Bir adam boynu ve gövdesi iple sıkıca bağlanmış bir geyik buldu

“Tanrım…” diye nefes verdi turist, dikkatlice yaklaşarak. – “Sakin ol, düşmanın değilim. Sana yardım edeceğim.”
Hayvanı korkutmamaya çalışarak yavaşça ellerini uzattı. Geyik olduğu yerde tepindi, homurdandı ama kaçmadı; sanki adamın gerçekten yardım etmek istediğini anlamış gibiydi.
Adam bir bıçak çıkardı ve gerginlikten küfrederek kalın ipleri kesmeye başladı. Her kestiğinde geyik irkildi ama yavaş yavaş sakinleşti.
Sonunda ip yere düştü. Hayvan derin bir nefes aldı ve adama dik dik bakarak donakaldı.
“İşte, özgürsün…” diye nefes verdi adam, geri çekilerek.
Geyik, neredeyse bir çağrı gibi, alışılmadık, uzun bir ses çıkardı. Sonra yavaşça ormanın derinliklerine doğru ilerledi ve adamı takip etmeye davet eder gibi omzunun üzerinden baktı.

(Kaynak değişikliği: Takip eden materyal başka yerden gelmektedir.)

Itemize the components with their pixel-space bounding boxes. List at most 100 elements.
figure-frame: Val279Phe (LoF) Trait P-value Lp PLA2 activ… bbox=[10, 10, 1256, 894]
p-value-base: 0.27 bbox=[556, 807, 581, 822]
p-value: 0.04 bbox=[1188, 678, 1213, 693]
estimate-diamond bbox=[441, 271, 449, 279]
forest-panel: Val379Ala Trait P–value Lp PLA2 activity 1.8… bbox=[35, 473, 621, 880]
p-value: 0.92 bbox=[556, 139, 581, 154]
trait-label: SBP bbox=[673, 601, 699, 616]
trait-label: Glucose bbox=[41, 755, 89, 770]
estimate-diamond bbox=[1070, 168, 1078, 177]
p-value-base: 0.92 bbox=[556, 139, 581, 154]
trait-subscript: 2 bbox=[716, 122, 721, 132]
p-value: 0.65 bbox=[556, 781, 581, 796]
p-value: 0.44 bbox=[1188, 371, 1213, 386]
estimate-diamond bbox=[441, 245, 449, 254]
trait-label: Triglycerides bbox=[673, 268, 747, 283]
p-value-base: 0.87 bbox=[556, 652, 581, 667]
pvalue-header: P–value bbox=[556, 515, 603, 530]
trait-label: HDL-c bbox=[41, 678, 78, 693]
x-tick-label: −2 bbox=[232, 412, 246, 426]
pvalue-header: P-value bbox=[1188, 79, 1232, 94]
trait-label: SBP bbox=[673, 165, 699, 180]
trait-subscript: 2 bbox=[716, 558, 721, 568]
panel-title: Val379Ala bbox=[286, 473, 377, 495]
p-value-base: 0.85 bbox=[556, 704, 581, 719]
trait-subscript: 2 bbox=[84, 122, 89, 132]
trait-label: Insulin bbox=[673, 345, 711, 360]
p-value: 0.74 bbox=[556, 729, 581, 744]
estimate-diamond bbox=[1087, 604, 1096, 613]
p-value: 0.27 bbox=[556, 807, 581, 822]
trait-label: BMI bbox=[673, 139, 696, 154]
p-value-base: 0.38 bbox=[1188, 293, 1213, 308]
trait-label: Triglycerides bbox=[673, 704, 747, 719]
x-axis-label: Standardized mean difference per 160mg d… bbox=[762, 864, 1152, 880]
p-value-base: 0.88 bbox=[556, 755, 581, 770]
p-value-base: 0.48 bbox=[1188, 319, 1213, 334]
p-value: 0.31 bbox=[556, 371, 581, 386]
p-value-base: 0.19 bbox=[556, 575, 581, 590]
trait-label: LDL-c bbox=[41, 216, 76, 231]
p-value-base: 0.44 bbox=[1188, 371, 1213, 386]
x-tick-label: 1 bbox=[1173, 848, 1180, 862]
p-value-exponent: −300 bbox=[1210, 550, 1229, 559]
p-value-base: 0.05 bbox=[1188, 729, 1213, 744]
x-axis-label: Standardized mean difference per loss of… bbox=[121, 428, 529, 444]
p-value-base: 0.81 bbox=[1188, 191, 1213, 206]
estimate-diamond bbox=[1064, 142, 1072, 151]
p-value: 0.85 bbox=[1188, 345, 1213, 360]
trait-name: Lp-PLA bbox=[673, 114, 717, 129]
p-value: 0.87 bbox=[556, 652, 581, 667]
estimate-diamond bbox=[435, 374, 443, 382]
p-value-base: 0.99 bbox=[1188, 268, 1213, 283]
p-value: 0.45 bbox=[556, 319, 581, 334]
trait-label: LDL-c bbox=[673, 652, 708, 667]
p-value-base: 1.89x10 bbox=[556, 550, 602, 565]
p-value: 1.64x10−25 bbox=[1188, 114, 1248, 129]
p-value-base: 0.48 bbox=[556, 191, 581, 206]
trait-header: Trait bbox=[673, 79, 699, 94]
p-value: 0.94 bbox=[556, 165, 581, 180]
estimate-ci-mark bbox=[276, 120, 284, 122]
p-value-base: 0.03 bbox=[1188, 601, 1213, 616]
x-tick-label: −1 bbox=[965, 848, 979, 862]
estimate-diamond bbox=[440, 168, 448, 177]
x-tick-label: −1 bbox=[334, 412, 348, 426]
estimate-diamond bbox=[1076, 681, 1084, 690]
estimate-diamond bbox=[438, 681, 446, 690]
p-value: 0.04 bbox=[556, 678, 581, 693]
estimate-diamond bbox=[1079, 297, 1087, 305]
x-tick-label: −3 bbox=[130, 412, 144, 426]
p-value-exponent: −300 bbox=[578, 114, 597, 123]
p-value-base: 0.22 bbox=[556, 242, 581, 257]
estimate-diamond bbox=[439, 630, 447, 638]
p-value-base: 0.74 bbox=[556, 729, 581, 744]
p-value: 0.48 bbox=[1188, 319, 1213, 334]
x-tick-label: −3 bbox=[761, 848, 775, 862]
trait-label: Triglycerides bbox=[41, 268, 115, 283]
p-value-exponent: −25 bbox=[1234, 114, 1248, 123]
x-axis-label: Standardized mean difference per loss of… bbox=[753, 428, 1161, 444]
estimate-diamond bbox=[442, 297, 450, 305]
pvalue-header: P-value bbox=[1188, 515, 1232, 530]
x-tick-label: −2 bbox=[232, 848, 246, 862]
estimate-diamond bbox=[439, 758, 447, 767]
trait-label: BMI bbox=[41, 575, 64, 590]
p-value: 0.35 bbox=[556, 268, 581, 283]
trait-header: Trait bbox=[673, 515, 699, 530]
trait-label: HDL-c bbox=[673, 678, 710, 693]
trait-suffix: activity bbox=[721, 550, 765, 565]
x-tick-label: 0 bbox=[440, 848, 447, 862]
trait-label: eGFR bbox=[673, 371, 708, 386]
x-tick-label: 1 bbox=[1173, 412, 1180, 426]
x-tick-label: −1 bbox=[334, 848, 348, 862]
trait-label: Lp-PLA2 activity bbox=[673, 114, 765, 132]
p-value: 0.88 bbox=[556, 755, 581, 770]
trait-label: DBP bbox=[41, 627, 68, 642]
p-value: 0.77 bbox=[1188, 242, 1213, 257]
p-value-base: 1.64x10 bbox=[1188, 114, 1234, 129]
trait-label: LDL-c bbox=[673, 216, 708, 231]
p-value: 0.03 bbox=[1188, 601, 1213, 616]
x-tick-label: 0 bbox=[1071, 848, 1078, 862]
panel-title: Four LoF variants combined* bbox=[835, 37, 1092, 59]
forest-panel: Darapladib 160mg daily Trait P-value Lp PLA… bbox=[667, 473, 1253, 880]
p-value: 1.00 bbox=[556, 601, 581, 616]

Adam tereddüt etti, ama garip bir his ona şunu söyledi: Bu hayvanı takip etmelisin. Öyle de yaptı.
Yarım saat boyunca yoğun çalılıkların arasından ilerlediler. Turist ayakta durmakta zorlanıyordu ama beklenmedik rehberini takip etmeye devam etti. Aniden ileride ışıklar titredi.
Yüreği yerinden fırladı: Bir kamp ateşiydi. Arkadaşlarının, onun ortadan kaybolmasından endişe ve korku içinde, ateşin etrafında oturduğu bir açıklığa çıktı.
Adam geyiğe teşekkür etmek için döndü, ama hayvan çoktan gitmişti. Sadece uzaktaki dalların hafif çıtırtısı, gece ormanına karıştığını gösteriyordu.